Last year, he spent months and around $25,000 repairing the damage from the last war between Hezbollah and Israel, which ended 15 months ago. Hezbollah started firing at Israel after the United States and Israel launched airstrikes against Iran on February 28.
“It really bothers me to think this is the life I’ve lived,” Khrais told Reuters. “Once ⁠again, displacement, return, rebuilding, restoration — then again displacement, return, rebuilding. What kind of life ‌is that?“
With no support from the Lebanese state and ‌little coming from Hezbollah’s social welfare program, most Lebanese whose homes were ​damaged or destroyed in the 2024 war have ‌used their own private funds to rebuild.

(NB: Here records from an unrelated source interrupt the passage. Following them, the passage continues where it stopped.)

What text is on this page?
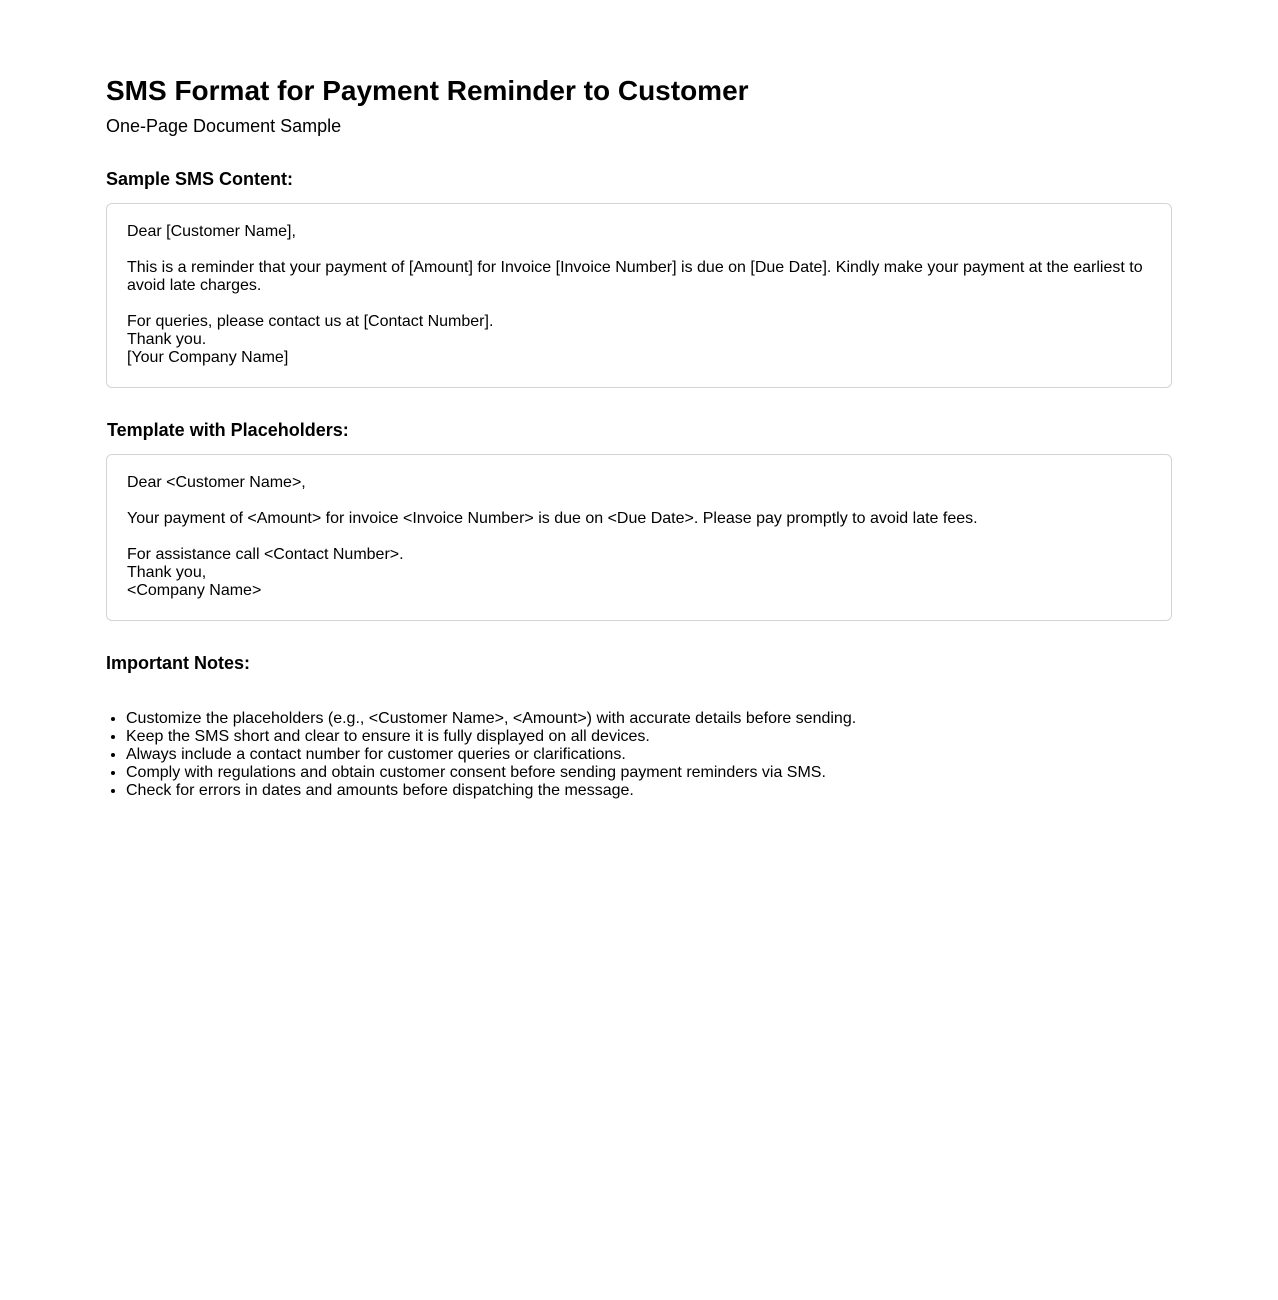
SMS Format for Payment Reminder to Customer
One-Page Document Sample
Sample SMS Content:

Dear [Customer Name],

This is a reminder that your payment of [Amount] for Invoice [Invoice Number] is due on [Due Date]. Kindly make your payment at the earliest to avoid late charges.

For queries, please contact us at [Contact Number].
Thank you.
[Your Company Name]

Template with Placeholders:

Dear <Customer Name>,

Your payment of <Amount> for invoice <Invoice Number> is due on <Due Date>. Please pay promptly to avoid late fees.

For assistance call <Contact Number>.
Thank you,
<Company Name>

Important Notes:
• Customize the placeholders (e.g., <Customer Name>, <Amount>) with accurate details before sending.
• Keep the SMS short and clear to ensure it is fully displayed on all devices.
• Always include a contact number for customer queries or clarifications.
• Comply with regulations and obtain customer consent before sending payment reminders via SMS.
• Check for errors in dates and amounts before dispatching the message.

Reconstruction has placed a huge burden on affected Lebanese families, still ‌struggling to access their savings in commercial banks after a financial collapse in 2019.
Two weeks ago, Khrais had told Reuters he was scared that a new war would start. “I’m at an age where I can’t start all over again. That’s it,” he said.
’WORTH THE WORLD’S TREASURES’
The new war has dealt Lebanese another blow. About 300,000 people have ‌been displaced over the last week by Israel’s strikes and by the Israeli military’s evacuation orders, which encompass around 8 percent of Lebanese territory.
Khrais is staying ⁠with around 20 other ⁠displaced relatives, some displaced from Khiyam and others from Beirut’s southern suburbs, which have been hit hard by Israeli strikes.
He is glued to the television, where news bulletins have reported on Israeli troops and tanks pushing deeper into his hometown.
“I’ve been in Beirut for four days now, and these four days feel like 400 years,” Khrais said.
He misses his house dearly.
“Maybe the thing I’m most attached to, is when I open the door to my children’s bedrooms and see the pictures of their children hanging on the walls,” he said.
“That sight is worth the world’s treasures — to see my grandchildren’s pictures in Khiyam.”
Khrais has no news on the state of his home. He said he remains hopeful but that if it has been destroyed, he’ll still do what he’s always done.
“The big shock would be if I ​came back and didn’t find it. But my ​feeling says no, God willing, it will remain. And like I said, even if we don’t find the house, we’ll go back and rebuild,” he said.